8. Provide a pipelined implementation in Verilog or SystemVerilog. First, you need to remove the state variable an allow all blocks to run in parallel. Next, you need to stall execution until the target of branches is known. Forwarding paths are also required, from the EX/WB registers to the inputs of the ALU. Lastly, you might want to bring branch target calculation forward in time, reducing the number of stalls introduced by branches. The following hints might be helpful:

   (a) You might need to keep track which instruction is running in individual stages and register indices might also need to be stored, besides the values read from the register file. What additional information do you need to keep in the pipeline registers?

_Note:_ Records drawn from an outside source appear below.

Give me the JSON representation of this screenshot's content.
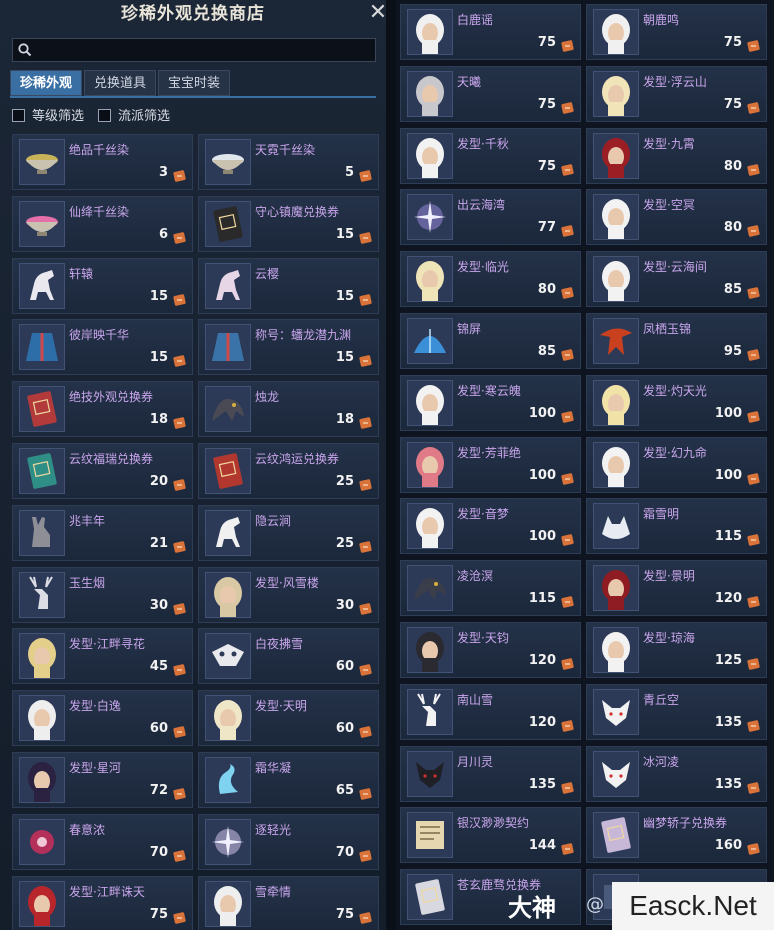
{
  "window": {
    "title": "珍稀外观兑换商店",
    "close_label": "✕"
  },
  "search": {
    "placeholder": ""
  },
  "tabs": [
    {
      "label": "珍稀外观",
      "active": true
    },
    {
      "label": "兑换道具",
      "active": false
    },
    {
      "label": "宝宝时装",
      "active": false
    }
  ],
  "filters": [
    {
      "label": "等级筛选",
      "checked": false
    },
    {
      "label": "流派筛选",
      "checked": false
    }
  ],
  "currency_icon": "ticket-icon",
  "left_items": [
    {
      "name": "绝品千丝染",
      "price": "3",
      "icon": "dye-bowl-icon",
      "color": "#c9b35a"
    },
    {
      "name": "天霓千丝染",
      "price": "5",
      "icon": "dye-bowl-icon",
      "color": "#dfe6ec"
    },
    {
      "name": "仙绛千丝染",
      "price": "6",
      "icon": "dye-bowl-icon",
      "color": "#e56fa8"
    },
    {
      "name": "守心镇魔兑换券",
      "price": "15",
      "icon": "coupon-icon",
      "color": "#2a2a2a"
    },
    {
      "name": "轩辕",
      "price": "15",
      "icon": "horse-icon",
      "color": "#e8e8ee"
    },
    {
      "name": "云樱",
      "price": "15",
      "icon": "horse-icon",
      "color": "#e6d6e6"
    },
    {
      "name": "彼岸映千华",
      "price": "15",
      "icon": "robe-icon",
      "color": "#2d6ea8"
    },
    {
      "name": "称号：蟠龙潜九渊",
      "price": "15",
      "icon": "robe-icon",
      "color": "#3a73a8"
    },
    {
      "name": "绝技外观兑换券",
      "price": "18",
      "icon": "coupon-icon",
      "color": "#b23a3a"
    },
    {
      "name": "烛龙",
      "price": "18",
      "icon": "dragon-icon",
      "color": "#4a4a55"
    },
    {
      "name": "云纹福瑞兑换券",
      "price": "20",
      "icon": "coupon-icon",
      "color": "#2f8f86"
    },
    {
      "name": "云纹鸿运兑换券",
      "price": "25",
      "icon": "coupon-icon",
      "color": "#b2382f"
    },
    {
      "name": "兆丰年",
      "price": "21",
      "icon": "donkey-icon",
      "color": "#8e8e96"
    },
    {
      "name": "隐云涧",
      "price": "25",
      "icon": "horse-icon",
      "color": "#f0f0f0"
    },
    {
      "name": "玉生烟",
      "price": "30",
      "icon": "deer-icon",
      "color": "#dcdde4"
    },
    {
      "name": "发型·风雪楼",
      "price": "30",
      "icon": "hair-icon",
      "color": "#d8c9a4"
    },
    {
      "name": "发型·江畔寻花",
      "price": "45",
      "icon": "hair-icon",
      "color": "#e3cf8a"
    },
    {
      "name": "白夜拂雪",
      "price": "60",
      "icon": "mask-icon",
      "color": "#e9eaee"
    },
    {
      "name": "发型·白逸",
      "price": "60",
      "icon": "hair-icon",
      "color": "#eeeeee"
    },
    {
      "name": "发型·天明",
      "price": "60",
      "icon": "hair-icon",
      "color": "#efe6c8"
    },
    {
      "name": "发型·星河",
      "price": "72",
      "icon": "hair-icon",
      "color": "#2a2240"
    },
    {
      "name": "霜华凝",
      "price": "65",
      "icon": "swan-icon",
      "color": "#7fd3f0"
    },
    {
      "name": "春意浓",
      "price": "70",
      "icon": "flower-icon",
      "color": "#b3305a"
    },
    {
      "name": "逐轻光",
      "price": "70",
      "icon": "sparkle-icon",
      "color": "#c3b8dc"
    },
    {
      "name": "发型·江畔诛天",
      "price": "75",
      "icon": "hair-icon",
      "color": "#b8262c"
    },
    {
      "name": "雪牵情",
      "price": "75",
      "icon": "hair-icon",
      "color": "#eeeeee"
    }
  ],
  "right_items": [
    {
      "name": "白鹿谣",
      "price": "75",
      "icon": "hair-icon",
      "color": "#f0f0f0"
    },
    {
      "name": "朝鹿鸣",
      "price": "75",
      "icon": "hair-icon",
      "color": "#f0f0f0"
    },
    {
      "name": "天曦",
      "price": "75",
      "icon": "hair-icon",
      "color": "#c8c8cc"
    },
    {
      "name": "发型·浮云山",
      "price": "75",
      "icon": "hair-icon",
      "color": "#f0e4b8"
    },
    {
      "name": "发型·千秋",
      "price": "75",
      "icon": "hair-icon",
      "color": "#f2f2f2"
    },
    {
      "name": "发型·九霄",
      "price": "80",
      "icon": "hair-icon",
      "color": "#9a1e24"
    },
    {
      "name": "出云海湾",
      "price": "77",
      "icon": "sparkle-icon",
      "color": "#8a7fc8"
    },
    {
      "name": "发型·空冥",
      "price": "80",
      "icon": "hair-icon",
      "color": "#f2f2f2"
    },
    {
      "name": "发型·临光",
      "price": "80",
      "icon": "hair-icon",
      "color": "#efe4b8"
    },
    {
      "name": "发型·云海间",
      "price": "85",
      "icon": "hair-icon",
      "color": "#f2f2f2"
    },
    {
      "name": "锦屏",
      "price": "85",
      "icon": "fan-icon",
      "color": "#3b8fd6"
    },
    {
      "name": "凤栖玉锦",
      "price": "95",
      "icon": "phoenix-icon",
      "color": "#c8401e"
    },
    {
      "name": "发型·寒云魄",
      "price": "100",
      "icon": "hair-icon",
      "color": "#f2f2f2"
    },
    {
      "name": "发型·灼天光",
      "price": "100",
      "icon": "hair-icon",
      "color": "#f1e2a8"
    },
    {
      "name": "发型·芳菲绝",
      "price": "100",
      "icon": "hair-icon",
      "color": "#e07a86"
    },
    {
      "name": "发型·幻九命",
      "price": "100",
      "icon": "hair-icon",
      "color": "#f2f2f2"
    },
    {
      "name": "发型·音梦",
      "price": "100",
      "icon": "hair-icon",
      "color": "#f2f2f2"
    },
    {
      "name": "霜雪明",
      "price": "115",
      "icon": "wolf-icon",
      "color": "#e8ecf2"
    },
    {
      "name": "凌沧溟",
      "price": "115",
      "icon": "dragon-icon",
      "color": "#3a3d4a"
    },
    {
      "name": "发型·景明",
      "price": "120",
      "icon": "hair-icon",
      "color": "#8e1c22"
    },
    {
      "name": "发型·天钧",
      "price": "120",
      "icon": "hair-icon",
      "color": "#2a2a30"
    },
    {
      "name": "发型·琼海",
      "price": "125",
      "icon": "hair-icon",
      "color": "#f2f2f2"
    },
    {
      "name": "南山雪",
      "price": "120",
      "icon": "deer-icon",
      "color": "#f2f2f2"
    },
    {
      "name": "青丘空",
      "price": "135",
      "icon": "fox-icon",
      "color": "#f2f2f2"
    },
    {
      "name": "月川灵",
      "price": "135",
      "icon": "fox-icon",
      "color": "#1f1f26"
    },
    {
      "name": "冰河凌",
      "price": "135",
      "icon": "fox-icon",
      "color": "#f2f2f2"
    },
    {
      "name": "银汉渺渺契约",
      "price": "144",
      "icon": "scroll-icon",
      "color": "#e6d7b0"
    },
    {
      "name": "幽梦轿子兑换券",
      "price": "160",
      "icon": "coupon-icon",
      "color": "#c7b8d8"
    },
    {
      "name": "苍玄鹿骛兑换券",
      "price": "",
      "icon": "coupon-icon",
      "color": "#d8d8e0"
    },
    {
      "name": "",
      "price": "",
      "icon": "item-icon",
      "color": "#4a5a7a"
    }
  ],
  "watermark": {
    "brand": "大神",
    "at": "@",
    "site": "Easck.Net"
  }
}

   (b) Where is the program counter updated? Try moving the logic out of any stage it might be in now. Think of an updated conditioned by the instruction running in the last stage.

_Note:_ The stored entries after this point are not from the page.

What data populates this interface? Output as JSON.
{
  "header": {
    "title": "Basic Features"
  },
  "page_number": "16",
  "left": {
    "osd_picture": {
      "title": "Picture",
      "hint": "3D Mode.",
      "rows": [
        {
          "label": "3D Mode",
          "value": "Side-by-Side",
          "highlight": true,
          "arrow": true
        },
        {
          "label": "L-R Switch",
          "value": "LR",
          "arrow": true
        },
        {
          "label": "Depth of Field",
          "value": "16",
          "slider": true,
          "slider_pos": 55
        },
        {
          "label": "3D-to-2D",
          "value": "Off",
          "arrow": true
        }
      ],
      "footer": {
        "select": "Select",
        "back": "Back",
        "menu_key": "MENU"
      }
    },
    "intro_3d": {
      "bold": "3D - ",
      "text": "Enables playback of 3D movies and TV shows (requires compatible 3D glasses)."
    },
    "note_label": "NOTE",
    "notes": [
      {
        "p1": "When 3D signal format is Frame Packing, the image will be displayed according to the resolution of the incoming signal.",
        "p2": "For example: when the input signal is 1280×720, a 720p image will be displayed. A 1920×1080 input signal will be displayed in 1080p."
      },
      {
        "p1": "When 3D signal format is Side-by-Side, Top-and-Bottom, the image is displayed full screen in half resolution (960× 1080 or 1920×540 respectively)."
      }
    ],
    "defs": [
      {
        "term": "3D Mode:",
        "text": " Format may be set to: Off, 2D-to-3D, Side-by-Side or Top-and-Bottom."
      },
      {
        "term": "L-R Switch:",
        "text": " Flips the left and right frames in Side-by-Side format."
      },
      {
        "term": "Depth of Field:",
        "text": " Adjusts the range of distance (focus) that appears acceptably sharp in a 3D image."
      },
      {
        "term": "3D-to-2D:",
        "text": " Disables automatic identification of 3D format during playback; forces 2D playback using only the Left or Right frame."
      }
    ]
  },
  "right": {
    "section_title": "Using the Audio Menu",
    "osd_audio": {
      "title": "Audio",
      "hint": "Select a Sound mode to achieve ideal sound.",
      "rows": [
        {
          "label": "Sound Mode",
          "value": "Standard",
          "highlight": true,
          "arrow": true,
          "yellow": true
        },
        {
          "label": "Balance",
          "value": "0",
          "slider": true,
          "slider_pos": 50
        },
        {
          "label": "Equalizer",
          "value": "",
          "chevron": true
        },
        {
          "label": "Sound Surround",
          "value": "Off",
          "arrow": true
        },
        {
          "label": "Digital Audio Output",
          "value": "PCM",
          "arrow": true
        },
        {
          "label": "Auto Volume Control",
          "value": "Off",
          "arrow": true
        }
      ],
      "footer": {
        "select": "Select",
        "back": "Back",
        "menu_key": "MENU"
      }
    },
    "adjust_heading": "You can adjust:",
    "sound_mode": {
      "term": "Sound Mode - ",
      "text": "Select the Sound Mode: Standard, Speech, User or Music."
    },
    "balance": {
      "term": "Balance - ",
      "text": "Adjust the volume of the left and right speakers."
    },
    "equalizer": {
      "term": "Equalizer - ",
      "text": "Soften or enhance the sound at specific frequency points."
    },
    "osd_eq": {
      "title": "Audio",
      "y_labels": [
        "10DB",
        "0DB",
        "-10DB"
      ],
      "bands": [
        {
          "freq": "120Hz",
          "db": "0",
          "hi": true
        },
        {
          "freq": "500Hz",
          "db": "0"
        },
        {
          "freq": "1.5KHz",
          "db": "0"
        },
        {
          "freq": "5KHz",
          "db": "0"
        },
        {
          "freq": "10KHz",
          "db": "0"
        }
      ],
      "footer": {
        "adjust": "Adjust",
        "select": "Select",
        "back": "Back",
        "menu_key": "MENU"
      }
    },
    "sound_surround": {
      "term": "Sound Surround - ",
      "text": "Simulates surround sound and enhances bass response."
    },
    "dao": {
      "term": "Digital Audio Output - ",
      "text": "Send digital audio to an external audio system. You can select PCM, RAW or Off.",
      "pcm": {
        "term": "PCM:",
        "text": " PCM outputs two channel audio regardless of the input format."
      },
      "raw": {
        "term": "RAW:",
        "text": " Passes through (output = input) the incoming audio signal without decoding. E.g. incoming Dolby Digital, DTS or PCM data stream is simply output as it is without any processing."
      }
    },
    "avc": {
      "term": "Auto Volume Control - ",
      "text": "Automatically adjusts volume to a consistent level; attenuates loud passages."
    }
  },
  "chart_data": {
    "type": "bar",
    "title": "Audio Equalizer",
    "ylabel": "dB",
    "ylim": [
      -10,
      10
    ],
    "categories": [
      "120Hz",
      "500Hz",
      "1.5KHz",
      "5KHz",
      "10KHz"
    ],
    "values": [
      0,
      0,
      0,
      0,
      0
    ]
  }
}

   (c) Think carefully about stalls. In which stage are they introduced? How and when are they propagated? You should add a flag to turn each stage into a no-op in case of a stall. When a stage does not perform an operation, the next stage in the next cycle should be a no-op as well, propagating the flag. Remember that we do not stall instructions mid-flight, we only delay fetching instructions until we are certain they can be executed without conflict.

   ```verilog
   always @(posedge clk)
   
   if (!rst) begin
   if (EX_bubble) begin
   .
   end else begin
   .
   end
   ```

   (d) What needs to be forwarded from where? Instead of using EX_opA and EX_opB in the EX stage, introduce wires for ALU_opA, ALU_opB, defining combinatorial logic to either read from the EX registers or some other registers, using additional information passed on from earlier stages.

   (e) What operation needs to run on the negative edge of the clock cycle? Do you move the whole stage or only a certain portion of it?